Iceland heading for “deep economic slump”

Iceland is becoming a consumption-driven economy again, says Vilhjálmur Egilsson.

Iceland is becoming a consumption-driven economy again, says Vilhjálmur Egilsson. Photo: Iceland Monitor/Eggert Jóhannesson

A prominent Icelandic economist has predicted tough economic times ahead for Iceland, with the current tourism boom only going some way towards mitigating the effects.

“There is nothing to prevent a deep economic slump within the next five years,” says Vilhjálmur Egilsson to Icelandic TV station Hringbraut (link in Icelandic). “This will probably hit us in the course of the next government.”

Egilsson is an economist and former Member of Parliament, and is current Rector of Bifröst University.

“In recent years, we have been knowingly adding wood to the fire and backing ourselves into a corner. The only way out is a crash,” he warns ominously.

MORE: Signs of Iceland’s economy overheating

High wage rises are creating a bubble, predicts Egilsson. “The annual rise in the wage index has been in double figures for the past six months in a row, and it looks like this trend will continue.”

Vilhjálmur Egilsson, Rector of Bifröst University.

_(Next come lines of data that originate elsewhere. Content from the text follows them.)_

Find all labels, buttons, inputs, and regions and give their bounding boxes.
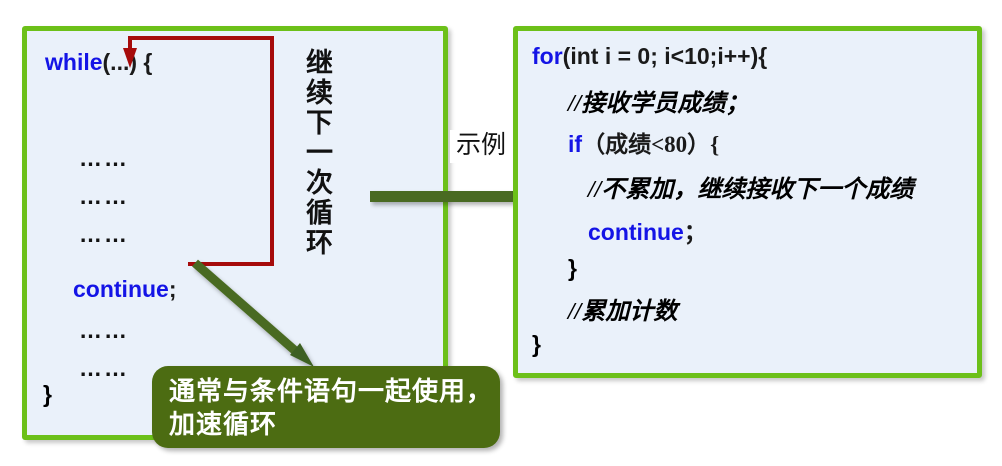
vertical-annotation: 继续下一次循环 xyxy=(292,48,332,258)
code-line-continue: continue; xyxy=(73,276,177,303)
slide-canvas: while(...) { …… …… …… continue; …… …… } … xyxy=(0,0,1002,466)
code-line-if: if（成绩<80）{ xyxy=(568,125,719,159)
for-loop-code-box: for(int i = 0; i<10;i++){ //接收学员成绩； if（成… xyxy=(513,26,982,378)
keyword-while: while xyxy=(45,49,103,75)
callout-line-2: 加速循环 xyxy=(169,408,500,441)
keyword-for: for xyxy=(532,43,563,69)
callout-line-1: 通常与条件语句一起使用， xyxy=(169,375,500,408)
code-line-close-brace: } xyxy=(43,381,52,408)
keyword-continue: continue xyxy=(73,276,169,302)
keyword-continue-right: continue xyxy=(588,219,684,245)
ellipsis-line-4: …… xyxy=(79,317,129,344)
usage-callout: 通常与条件语句一起使用， 加速循环 xyxy=(152,366,500,448)
continue-semicolon: ; xyxy=(169,276,177,302)
loop-back-to-while-arrow xyxy=(120,26,280,276)
code-line-if-close-brace: } xyxy=(568,255,577,282)
code-line-for: for(int i = 0; i<10;i++){ xyxy=(532,43,767,70)
comment-accumulate-count: //累加计数 xyxy=(568,291,677,326)
code-line-continue-right: continue； xyxy=(588,213,707,247)
continue-semicolon-right: ； xyxy=(684,219,707,245)
example-label: 示例 xyxy=(450,130,512,163)
for-args: (int i = 0; i<10;i++){ xyxy=(563,43,768,69)
callout-pointer-arrow xyxy=(190,255,325,375)
if-condition: （成绩<80）{ xyxy=(582,132,719,157)
ellipsis-line-5: …… xyxy=(79,355,129,382)
comment-no-accumulate: //不累加，继续接收下一个成绩 xyxy=(588,169,913,204)
comment-receive-score: //接收学员成绩； xyxy=(568,83,749,118)
keyword-if: if xyxy=(568,131,582,157)
code-line-for-close-brace: } xyxy=(532,331,541,358)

Vilhjálmur Egilsson, Rector of Bifröst University. Photo: Iceland Monitor/Kristinn Ingvarsson

“Iceland is now returning to a consumption-driven economy and wage rises are outstripping what business can actually deal with ,” he says in his TV interview. “We can now start counting down to the bubble bursting.”

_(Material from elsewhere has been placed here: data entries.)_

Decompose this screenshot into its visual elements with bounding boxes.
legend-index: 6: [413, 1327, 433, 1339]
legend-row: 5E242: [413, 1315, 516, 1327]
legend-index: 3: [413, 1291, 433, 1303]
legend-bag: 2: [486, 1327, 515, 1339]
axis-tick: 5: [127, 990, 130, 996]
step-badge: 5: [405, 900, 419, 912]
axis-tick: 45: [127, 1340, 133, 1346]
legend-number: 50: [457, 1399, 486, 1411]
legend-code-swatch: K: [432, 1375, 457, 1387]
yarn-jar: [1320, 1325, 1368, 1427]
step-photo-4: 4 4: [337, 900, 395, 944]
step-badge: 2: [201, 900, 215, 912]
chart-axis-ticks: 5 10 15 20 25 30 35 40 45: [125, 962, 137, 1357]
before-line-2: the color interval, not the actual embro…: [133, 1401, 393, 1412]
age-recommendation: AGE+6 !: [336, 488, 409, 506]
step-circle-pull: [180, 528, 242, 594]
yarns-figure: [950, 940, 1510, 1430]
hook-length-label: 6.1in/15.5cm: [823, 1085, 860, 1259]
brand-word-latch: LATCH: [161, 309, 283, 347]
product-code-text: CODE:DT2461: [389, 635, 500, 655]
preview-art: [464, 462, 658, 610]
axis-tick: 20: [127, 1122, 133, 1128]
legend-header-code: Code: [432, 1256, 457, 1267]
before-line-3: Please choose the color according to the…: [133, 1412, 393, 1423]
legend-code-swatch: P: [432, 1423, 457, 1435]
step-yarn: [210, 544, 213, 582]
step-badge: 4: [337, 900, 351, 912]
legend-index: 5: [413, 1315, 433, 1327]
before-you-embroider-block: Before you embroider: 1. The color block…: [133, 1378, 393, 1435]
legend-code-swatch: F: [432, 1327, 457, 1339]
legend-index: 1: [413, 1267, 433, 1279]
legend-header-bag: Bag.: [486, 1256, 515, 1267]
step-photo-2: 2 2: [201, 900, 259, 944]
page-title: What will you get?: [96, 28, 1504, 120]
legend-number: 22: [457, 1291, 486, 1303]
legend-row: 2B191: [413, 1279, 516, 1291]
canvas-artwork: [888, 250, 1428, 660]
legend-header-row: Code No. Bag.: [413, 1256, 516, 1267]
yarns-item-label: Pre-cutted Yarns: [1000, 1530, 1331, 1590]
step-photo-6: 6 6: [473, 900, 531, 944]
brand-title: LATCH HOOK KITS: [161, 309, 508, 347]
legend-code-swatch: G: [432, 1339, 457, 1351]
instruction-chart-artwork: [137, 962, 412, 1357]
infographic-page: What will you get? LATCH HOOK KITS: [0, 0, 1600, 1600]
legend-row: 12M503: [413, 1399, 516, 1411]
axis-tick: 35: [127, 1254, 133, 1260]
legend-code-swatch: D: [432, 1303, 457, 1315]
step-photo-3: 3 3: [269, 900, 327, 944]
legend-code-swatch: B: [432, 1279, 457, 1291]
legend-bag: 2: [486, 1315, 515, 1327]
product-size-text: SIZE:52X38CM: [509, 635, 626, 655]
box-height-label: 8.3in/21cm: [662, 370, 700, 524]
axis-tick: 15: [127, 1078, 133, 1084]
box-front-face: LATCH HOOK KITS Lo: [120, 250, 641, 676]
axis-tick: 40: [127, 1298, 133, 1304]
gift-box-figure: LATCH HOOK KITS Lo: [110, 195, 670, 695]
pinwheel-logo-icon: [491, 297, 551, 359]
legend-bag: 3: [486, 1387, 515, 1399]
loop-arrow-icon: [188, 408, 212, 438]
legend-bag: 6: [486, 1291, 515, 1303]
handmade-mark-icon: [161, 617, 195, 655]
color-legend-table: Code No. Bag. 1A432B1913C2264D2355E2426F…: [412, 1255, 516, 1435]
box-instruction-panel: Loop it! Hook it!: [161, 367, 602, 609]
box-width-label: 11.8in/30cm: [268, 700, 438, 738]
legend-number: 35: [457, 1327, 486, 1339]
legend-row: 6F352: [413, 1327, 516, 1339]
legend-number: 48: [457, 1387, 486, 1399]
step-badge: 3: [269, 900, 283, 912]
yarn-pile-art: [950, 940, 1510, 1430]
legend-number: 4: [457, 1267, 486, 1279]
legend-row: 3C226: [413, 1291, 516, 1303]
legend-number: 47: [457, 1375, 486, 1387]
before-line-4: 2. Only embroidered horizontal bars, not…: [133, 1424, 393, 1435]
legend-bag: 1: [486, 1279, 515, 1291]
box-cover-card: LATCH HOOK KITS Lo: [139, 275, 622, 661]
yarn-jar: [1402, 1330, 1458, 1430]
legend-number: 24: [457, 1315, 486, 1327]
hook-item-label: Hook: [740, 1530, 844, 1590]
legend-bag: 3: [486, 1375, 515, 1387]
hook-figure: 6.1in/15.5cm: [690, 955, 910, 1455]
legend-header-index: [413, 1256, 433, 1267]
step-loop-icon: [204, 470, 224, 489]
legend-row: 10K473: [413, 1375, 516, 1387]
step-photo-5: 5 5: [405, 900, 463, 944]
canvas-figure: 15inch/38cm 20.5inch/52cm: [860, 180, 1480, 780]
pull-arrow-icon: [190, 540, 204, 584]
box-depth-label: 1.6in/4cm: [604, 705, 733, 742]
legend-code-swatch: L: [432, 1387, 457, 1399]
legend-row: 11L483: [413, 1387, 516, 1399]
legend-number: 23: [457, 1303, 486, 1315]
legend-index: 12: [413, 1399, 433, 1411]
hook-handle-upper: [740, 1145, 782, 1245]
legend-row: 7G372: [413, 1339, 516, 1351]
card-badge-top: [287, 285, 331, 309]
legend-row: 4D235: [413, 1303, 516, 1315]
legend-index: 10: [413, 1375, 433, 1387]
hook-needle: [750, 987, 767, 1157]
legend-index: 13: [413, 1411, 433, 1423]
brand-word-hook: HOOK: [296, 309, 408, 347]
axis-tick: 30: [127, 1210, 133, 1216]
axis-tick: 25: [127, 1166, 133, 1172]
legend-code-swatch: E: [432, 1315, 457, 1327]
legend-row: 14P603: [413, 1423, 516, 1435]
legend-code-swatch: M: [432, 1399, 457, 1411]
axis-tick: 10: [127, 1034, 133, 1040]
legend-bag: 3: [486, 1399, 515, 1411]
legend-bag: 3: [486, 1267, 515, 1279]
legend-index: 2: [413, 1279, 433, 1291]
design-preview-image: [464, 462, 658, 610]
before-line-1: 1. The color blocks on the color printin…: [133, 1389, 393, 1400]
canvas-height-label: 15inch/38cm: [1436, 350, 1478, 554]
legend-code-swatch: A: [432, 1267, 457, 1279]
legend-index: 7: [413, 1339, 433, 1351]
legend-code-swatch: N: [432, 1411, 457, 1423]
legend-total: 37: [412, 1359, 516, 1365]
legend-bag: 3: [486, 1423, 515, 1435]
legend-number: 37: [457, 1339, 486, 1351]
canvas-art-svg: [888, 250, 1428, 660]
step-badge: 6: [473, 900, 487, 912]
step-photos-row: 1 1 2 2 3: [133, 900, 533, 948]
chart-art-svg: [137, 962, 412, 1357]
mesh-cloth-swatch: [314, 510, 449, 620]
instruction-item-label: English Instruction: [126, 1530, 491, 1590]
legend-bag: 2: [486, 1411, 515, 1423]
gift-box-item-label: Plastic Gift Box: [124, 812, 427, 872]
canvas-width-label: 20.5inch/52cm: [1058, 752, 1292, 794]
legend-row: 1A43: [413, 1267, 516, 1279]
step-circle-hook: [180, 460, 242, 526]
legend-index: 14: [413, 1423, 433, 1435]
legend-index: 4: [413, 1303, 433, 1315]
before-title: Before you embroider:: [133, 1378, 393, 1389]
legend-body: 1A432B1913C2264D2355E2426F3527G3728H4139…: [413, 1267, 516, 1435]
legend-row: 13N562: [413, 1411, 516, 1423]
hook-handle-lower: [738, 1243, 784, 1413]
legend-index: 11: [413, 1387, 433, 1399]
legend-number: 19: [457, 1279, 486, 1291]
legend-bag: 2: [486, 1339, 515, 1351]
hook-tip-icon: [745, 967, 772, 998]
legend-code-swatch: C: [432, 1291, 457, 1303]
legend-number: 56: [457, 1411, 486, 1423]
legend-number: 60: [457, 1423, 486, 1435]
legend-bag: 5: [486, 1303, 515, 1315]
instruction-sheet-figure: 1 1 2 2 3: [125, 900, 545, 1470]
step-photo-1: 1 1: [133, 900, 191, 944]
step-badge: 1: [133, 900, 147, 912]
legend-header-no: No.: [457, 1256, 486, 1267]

But won’t Iceland be saved by its current epic boom in tourism ?

“The growth in tourism has given Iceland a certain ‘buffer’ when it comes to the economy. But there is a danger that even tourism operators will fail to cope as costs rise and a strengthening króna makes Iceland more expensive for tourists .”

MORE: “Black clouds” for Iceland’s economy

“Looking at the issue, I think it’s likely this ‘buffer’ from tourism will hold out for the next two years, but then we shall see the wage bubble burst – with predictable consequences – within in the next five years.”

“I hope I am wrong,” says Egilsson, “but this really is likely to happen.”